PETER LA FRANCHI / CANBERRA
The Australian Department of Defence (DoD) will next month release a restricted tender for the lease of up to five in-flight refuelling tankers as an interim replacement for its ageing Boeing 707 tanker/transports.
The interim service is intended to tide over the Royal Australian Air Force (RAAF) pending the launch of a separate competition next year for a new permanent tanker and strategic transport fleet to enter service in 2006. The RAAF plans to secure funding for a permanent 707 replacement capability in the May 2002 defence budget.
The lease programme will be cost-capped at A$30 million ($15.2million) a year or A$150 million over the proposed five-year lease period. The RAAF is to phase its four 707s out of service by the end of 2003.
A restricted pre-qualification for the interim competition closed on 13 July, with 30 companies invited to attend a closed briefing in Canberra last week.
Australian DoD briefing papers obtained by Flight International show that the interim service is required to provide a minimum 900h/yr with 512h to be dedicated air-to-air refuelling training for RAAF Boeing F/A-18A/B Hornet and BAESystems Hawk 127 crews. The RAAF will crew the leased aircraft and manage operational tasking. It is also seeking to use its line maintenance personnel.

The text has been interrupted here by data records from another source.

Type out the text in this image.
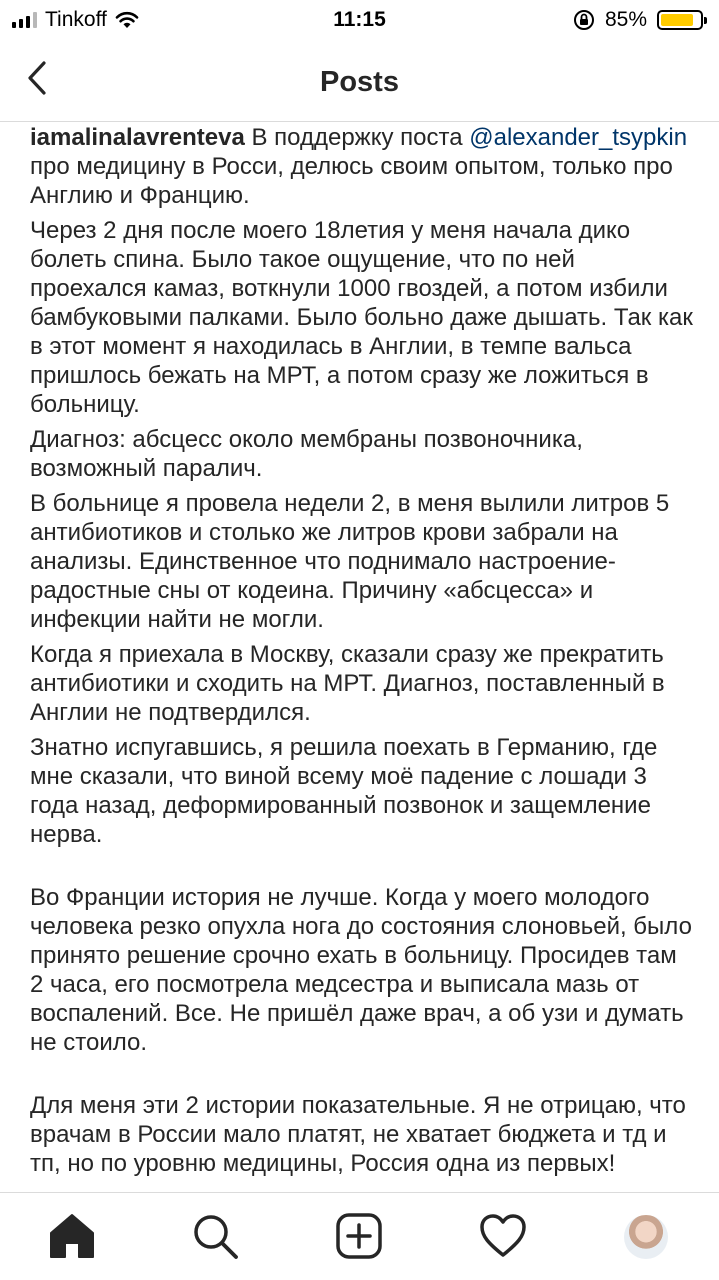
Tinkoff	11:15	85%
Posts

iamalinalavrenteva В поддержку поста @alexander_tsypkin про медицину в Росси, делюсь своим опытом, только про Англию и Францию.

Через 2 дня после моего 18летия у меня начала дико болеть спина. Было такое ощущение, что по ней проехался камаз, воткнули 1000 гвоздей, а потом избили бамбуковыми палками. Было больно даже дышать. Так как в этот момент я находилась в Англии, в темпе вальса пришлось бежать на МРТ, а потом сразу же ложиться в больницу.

Диагноз: абсцесс около мембраны позвоночника, возможный паралич.

В больнице я провела недели 2, в меня вылили литров 5 антибиотиков и столько же литров крови забрали на анализы. Единственное что поднимало настроение- радостные сны от кодеина. Причину «абсцесса» и инфекции найти не могли.

Когда я приехала в Москву, сказали сразу же прекратить антибиотики и сходить на МРТ. Диагноз, поставленный в Англии не подтвердился.

Знатно испугавшись, я решила поехать в Германию, где мне сказали, что виной всему моё падение с лошади 3 года назад, деформированный позвонок и защемление нерва.

Во Франции история не лучше. Когда у моего молодого человека резко опухла нога до состояния слоновьей, было принято решение срочно ехать в больницу. Просидев там 2 часа, его посмотрела медсестра и выписала мазь от воспалений. Все. Не пришёл даже врач, а об узи и думать не стоило.

Для меня эти 2 истории показательные. Я не отрицаю, что врачам в России мало платят, не хватает бюджета и тд и тп, но по уровню медицины, Россия одна из первых!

The tender will close on 17 October and a preferred supplier recommendation is due to go to the Australian Defence Capability and Investment Committee in January. The first new aircraft would need to be available by late next year to ensure no loss of capability as the 707s are phased out. The Airbus A310 and A330, and Boeing 707, 737 and 767 are likely platforms. Turboprop-powered aircraft have been ruled out.
Companies at the briefing included Boeing, Brown and Root Services, EADS, Israeli Aircraft Industries, Jet Air Cargo, National Jet Systems, Northrop Grumman, Omega Air, Qantas, Raytheon, Rolls-Royce, Serco and Thales. ABN Amro, ANZ Investment and Westpac banks also attended.